Abstract:
Electrochemical, surface and bulk compositional properties of multilayered nanoclusters of Pt and Au, electrochemically deposited
on glassy carbon under conditions involving sequential surface–limited redox–replacement reactions (performed at open–circuit)
and voltammetric dealloying of templating adlayers of electrodeposited Cu, have been studied in the direction of electrocatalytic
applications. Variations in open–circuit potentials during redox–replacement steps indicated thermodynamically–favored formation
of Pt(s) and Au(s). Unique bimetallic interfacial active sites, Pt|Au or Au|Pt, were effectively generated as evidenced by their
distinct surface electrochemistry and multicomponent X–ray photoelectron spectral features.

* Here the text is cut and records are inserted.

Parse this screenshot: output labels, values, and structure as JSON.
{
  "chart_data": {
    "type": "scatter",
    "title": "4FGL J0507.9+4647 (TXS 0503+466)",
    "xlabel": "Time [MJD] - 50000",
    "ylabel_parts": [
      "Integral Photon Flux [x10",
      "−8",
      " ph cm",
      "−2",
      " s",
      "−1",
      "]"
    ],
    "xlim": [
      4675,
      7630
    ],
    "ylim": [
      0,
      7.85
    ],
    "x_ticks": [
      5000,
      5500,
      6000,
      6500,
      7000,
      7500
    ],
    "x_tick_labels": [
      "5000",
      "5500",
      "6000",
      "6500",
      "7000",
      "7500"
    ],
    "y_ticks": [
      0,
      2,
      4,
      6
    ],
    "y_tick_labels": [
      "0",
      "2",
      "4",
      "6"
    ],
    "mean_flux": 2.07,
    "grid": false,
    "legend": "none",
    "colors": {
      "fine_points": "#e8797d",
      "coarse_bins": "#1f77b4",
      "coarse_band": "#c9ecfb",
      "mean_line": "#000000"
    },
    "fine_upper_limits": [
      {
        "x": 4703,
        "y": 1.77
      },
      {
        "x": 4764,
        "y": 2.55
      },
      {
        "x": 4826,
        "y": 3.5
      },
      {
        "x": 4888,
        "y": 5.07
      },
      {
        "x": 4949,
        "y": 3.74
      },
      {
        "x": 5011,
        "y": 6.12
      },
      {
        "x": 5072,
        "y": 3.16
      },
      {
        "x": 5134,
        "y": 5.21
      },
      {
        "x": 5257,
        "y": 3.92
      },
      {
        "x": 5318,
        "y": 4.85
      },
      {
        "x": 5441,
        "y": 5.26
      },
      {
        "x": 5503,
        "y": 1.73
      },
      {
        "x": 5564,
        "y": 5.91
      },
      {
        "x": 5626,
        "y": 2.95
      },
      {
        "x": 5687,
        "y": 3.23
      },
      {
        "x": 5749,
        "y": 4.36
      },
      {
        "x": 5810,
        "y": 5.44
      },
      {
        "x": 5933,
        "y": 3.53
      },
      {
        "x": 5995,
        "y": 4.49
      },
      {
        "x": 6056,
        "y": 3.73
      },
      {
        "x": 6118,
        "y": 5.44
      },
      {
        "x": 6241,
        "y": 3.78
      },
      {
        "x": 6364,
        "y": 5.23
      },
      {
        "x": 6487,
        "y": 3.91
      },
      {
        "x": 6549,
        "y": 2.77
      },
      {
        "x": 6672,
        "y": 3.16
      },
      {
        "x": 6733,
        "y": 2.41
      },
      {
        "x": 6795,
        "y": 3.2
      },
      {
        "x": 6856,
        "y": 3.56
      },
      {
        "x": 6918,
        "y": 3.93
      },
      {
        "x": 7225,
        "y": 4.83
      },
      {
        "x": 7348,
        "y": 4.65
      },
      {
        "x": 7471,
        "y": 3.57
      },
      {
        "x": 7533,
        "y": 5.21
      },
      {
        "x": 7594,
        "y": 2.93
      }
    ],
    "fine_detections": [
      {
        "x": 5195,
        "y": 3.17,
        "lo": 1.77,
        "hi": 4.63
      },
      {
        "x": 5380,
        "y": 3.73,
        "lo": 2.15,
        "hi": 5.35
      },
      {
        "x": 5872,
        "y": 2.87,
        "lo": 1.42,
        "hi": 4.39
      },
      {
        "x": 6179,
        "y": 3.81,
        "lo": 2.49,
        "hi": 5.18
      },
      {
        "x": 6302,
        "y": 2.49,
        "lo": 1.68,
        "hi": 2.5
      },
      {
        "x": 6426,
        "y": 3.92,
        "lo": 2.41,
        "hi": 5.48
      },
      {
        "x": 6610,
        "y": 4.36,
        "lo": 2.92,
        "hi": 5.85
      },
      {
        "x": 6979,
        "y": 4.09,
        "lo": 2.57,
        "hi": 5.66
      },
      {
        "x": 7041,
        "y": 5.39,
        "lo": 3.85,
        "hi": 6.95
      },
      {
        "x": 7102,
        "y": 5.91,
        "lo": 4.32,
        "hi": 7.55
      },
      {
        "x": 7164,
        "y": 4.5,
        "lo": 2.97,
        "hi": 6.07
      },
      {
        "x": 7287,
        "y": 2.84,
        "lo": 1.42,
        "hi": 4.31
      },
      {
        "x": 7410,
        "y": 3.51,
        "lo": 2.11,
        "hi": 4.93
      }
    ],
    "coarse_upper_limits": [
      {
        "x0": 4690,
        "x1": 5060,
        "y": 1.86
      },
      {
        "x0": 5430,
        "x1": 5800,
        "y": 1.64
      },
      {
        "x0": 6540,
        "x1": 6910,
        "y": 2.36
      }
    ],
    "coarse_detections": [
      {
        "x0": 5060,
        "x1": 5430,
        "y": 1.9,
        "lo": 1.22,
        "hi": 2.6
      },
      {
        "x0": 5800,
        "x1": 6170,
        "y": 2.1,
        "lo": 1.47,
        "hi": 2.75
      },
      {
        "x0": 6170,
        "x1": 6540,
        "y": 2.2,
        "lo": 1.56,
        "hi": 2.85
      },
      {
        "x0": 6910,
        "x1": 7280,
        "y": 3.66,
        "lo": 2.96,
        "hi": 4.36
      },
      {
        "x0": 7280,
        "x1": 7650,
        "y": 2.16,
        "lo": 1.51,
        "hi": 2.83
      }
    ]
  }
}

The bulk and surface–to–near surface
distribution of Pt and Au appeared to be influenced by the stoichiometry of the surface redox–replacement reactions and sequential
dealloying processes through which the nanoclusters were synthesized. Interactions between metal centers, carbon and oxygen
containing surface functional groups on the glassy carbon appeared to have played a significant role in the overall stabilization
and catalytic activity of the nanoclusters. Profound effects were also found on interfacial charge–transfer and adsorptive properties
involving carbon monoxide and its subsequent electrooxidation to CO2, as well as on the electrocatalytic activity involving formic
acid oxidation reaction, where the Pt–rich (Pt|Au) exhibited the highest activity.